Stimulus vs. Response
Many years ago, when I started my first advertising job at J. Walter Thompson, the first thing my boss taught me is the difference between stimulus and response. When you walk around and look at the average advertising in a train station or on billboards, very often you’ll notice that the folks who made the ads didn’t understand the difference. They bluntly state the response they want to elicit from you (how they want you to feel and what they want you to do) and hope that you’ll simply agree – and do what you’re told. This is clearly not the way it works. Imagine if Starbucks – who very much want you to feel that their stores are an Oasis and a Daily Ritual You’re Addicted to – printed those very words on a cup or in a store. You’d laugh at them. Or balk at it. Or just tell them (in your heart) to piss off. People want to come their own conclusions, not simply to be told where they should go.

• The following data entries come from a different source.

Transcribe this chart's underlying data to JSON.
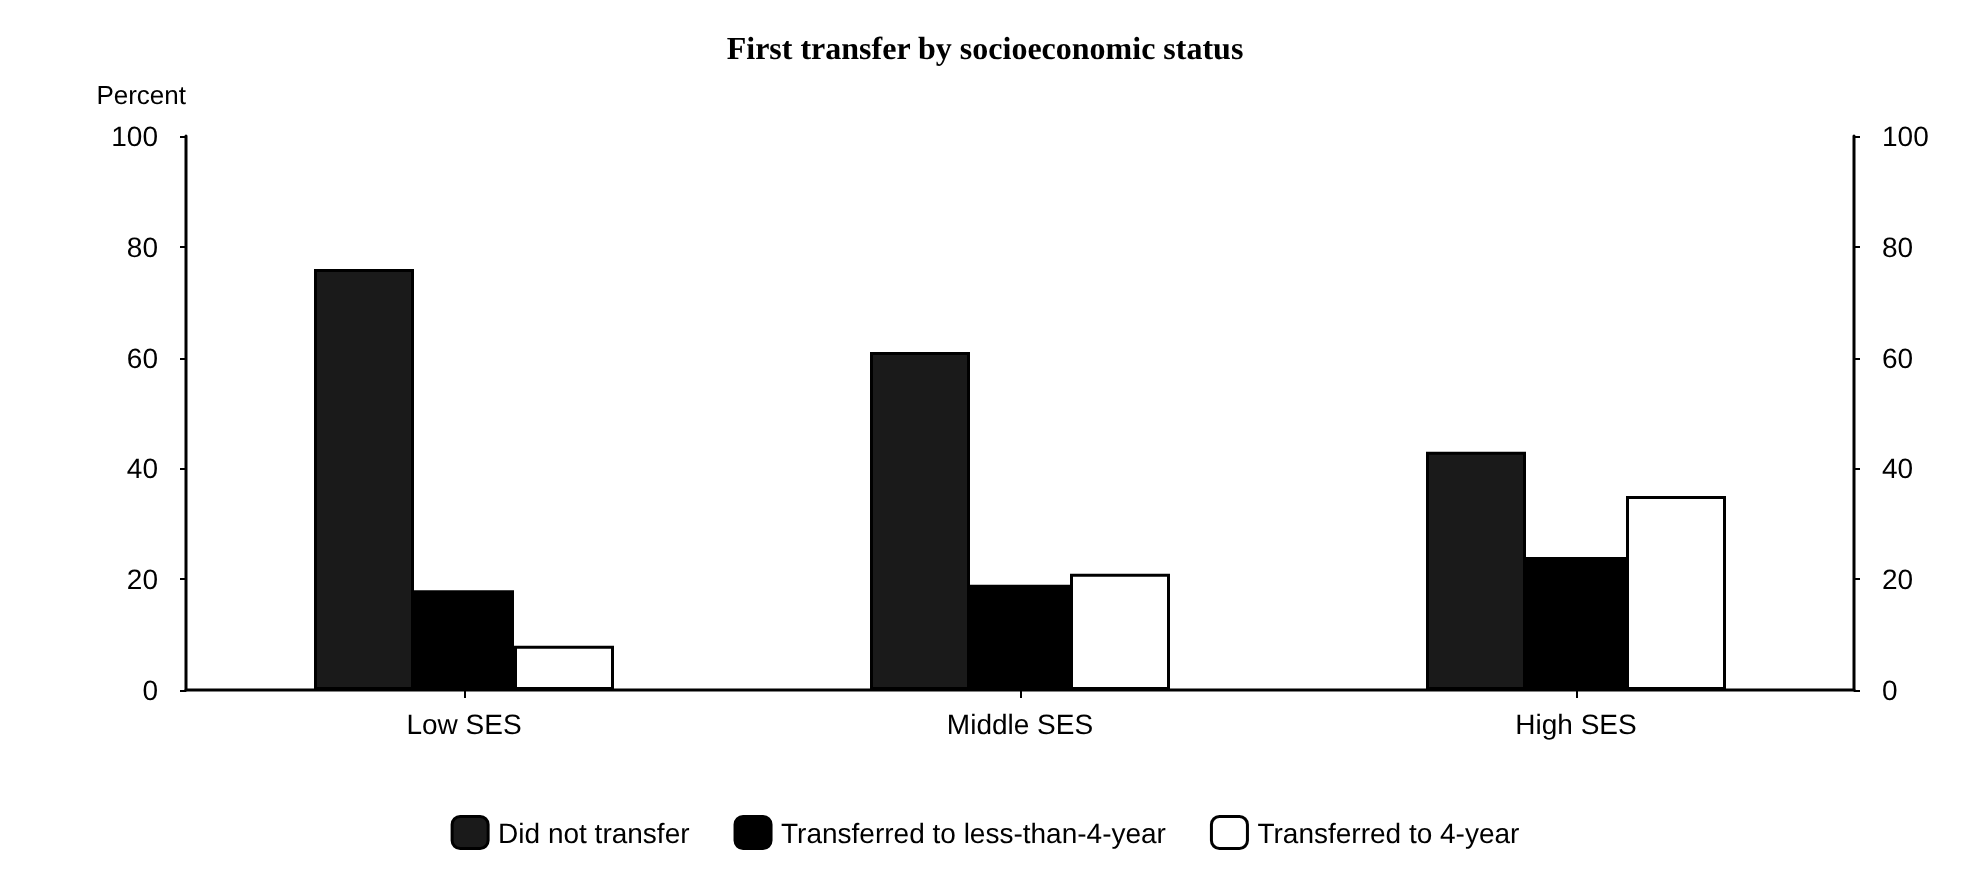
{
  "chart_data": {
    "type": "bar",
    "title": "First transfer by socioeconomic status",
    "ylabel": "Percent",
    "categories": [
      "Low SES",
      "Middle SES",
      "High SES"
    ],
    "series": [
      {
        "name": "Did not transfer",
        "color": "#1a1a1a",
        "values": [
          76,
          61,
          43
        ]
      },
      {
        "name": "Transferred to less-than-4-year",
        "color": "#000000",
        "values": [
          18,
          19,
          24
        ]
      },
      {
        "name": "Transferred to 4-year",
        "color": "#ffffff",
        "values": [
          8,
          21,
          35
        ]
      }
    ],
    "ylim": [
      0,
      100
    ],
    "yticks": [
      0,
      20,
      40,
      60,
      80,
      100
    ],
    "y2lim": [
      0,
      100
    ],
    "y2ticks": [
      0,
      20,
      40,
      60,
      80,
      100
    ],
    "grid": false,
    "legend": "bottom"
  }
}
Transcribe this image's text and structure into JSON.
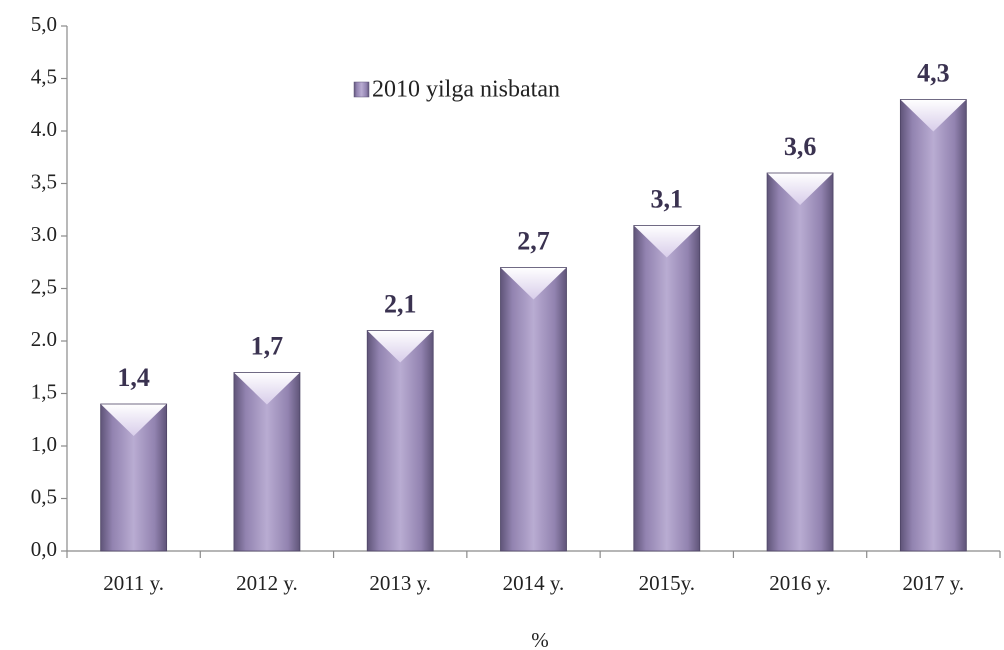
{
  "chart_data": {
    "type": "bar",
    "x_label": "%",
    "categories": [
      "2011 y.",
      "2012 y.",
      "2013 y.",
      "2014 y.",
      "2015y.",
      "2016 y.",
      "2017 y."
    ],
    "series": [
      {
        "name": "2010 yilga nisbatan",
        "color": "#9d8fbb",
        "values": [
          1.4,
          1.7,
          2.1,
          2.7,
          3.1,
          3.6,
          4.3
        ],
        "value_labels": [
          "1,4",
          "1,7",
          "2,1",
          "2,7",
          "3,1",
          "3,6",
          "4,3"
        ]
      }
    ],
    "ylim": [
      0,
      5
    ],
    "yticks": [
      {
        "value": 0,
        "label": "0,0"
      },
      {
        "value": 0.5,
        "label": "0,5"
      },
      {
        "value": 1,
        "label": "1,0"
      },
      {
        "value": 1.5,
        "label": "1,5"
      },
      {
        "value": 2,
        "label": "2.0"
      },
      {
        "value": 2.5,
        "label": "2,5"
      },
      {
        "value": 3,
        "label": "3.0"
      },
      {
        "value": 3.5,
        "label": "3,5"
      },
      {
        "value": 4,
        "label": "4.0"
      },
      {
        "value": 4.5,
        "label": "4,5"
      },
      {
        "value": 5,
        "label": "5,0"
      }
    ],
    "grid": false
  }
}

Finding the right stimulus to elicit the response you want is a tricky thing, both an art and a science. It is behavioural psychology, in a sense. A great campaign nails the insight and delivers the stimulus in just the right way. The old and iconic Volkswagen campaign from the 1960s, while it wanted you to love the car and buy it, declared that the Beetle was the “oddest looking car on the road.” To anyone in the 60s looking to feel like an Individual who makes his own decisions, this was exactly the right stimulus to get them to embrace the car. The famous Michelin campaign with the cute babies sitting on tires stated that “Because so much is riding on your tires” – and elicited the purchase response from millions. Indeed, if your tires aren’t good quality, you and your loved ones are in peril. It elicited the protective impulse, brilliantly.
So, next time you want your girlfriend, boyfriend or spouse to agree to something that’s a bit of a hard sell, ask yourself: What is the stimulus that will elicit the desired response? It must be insightful. And it must be authentic (or she’ll see right through it).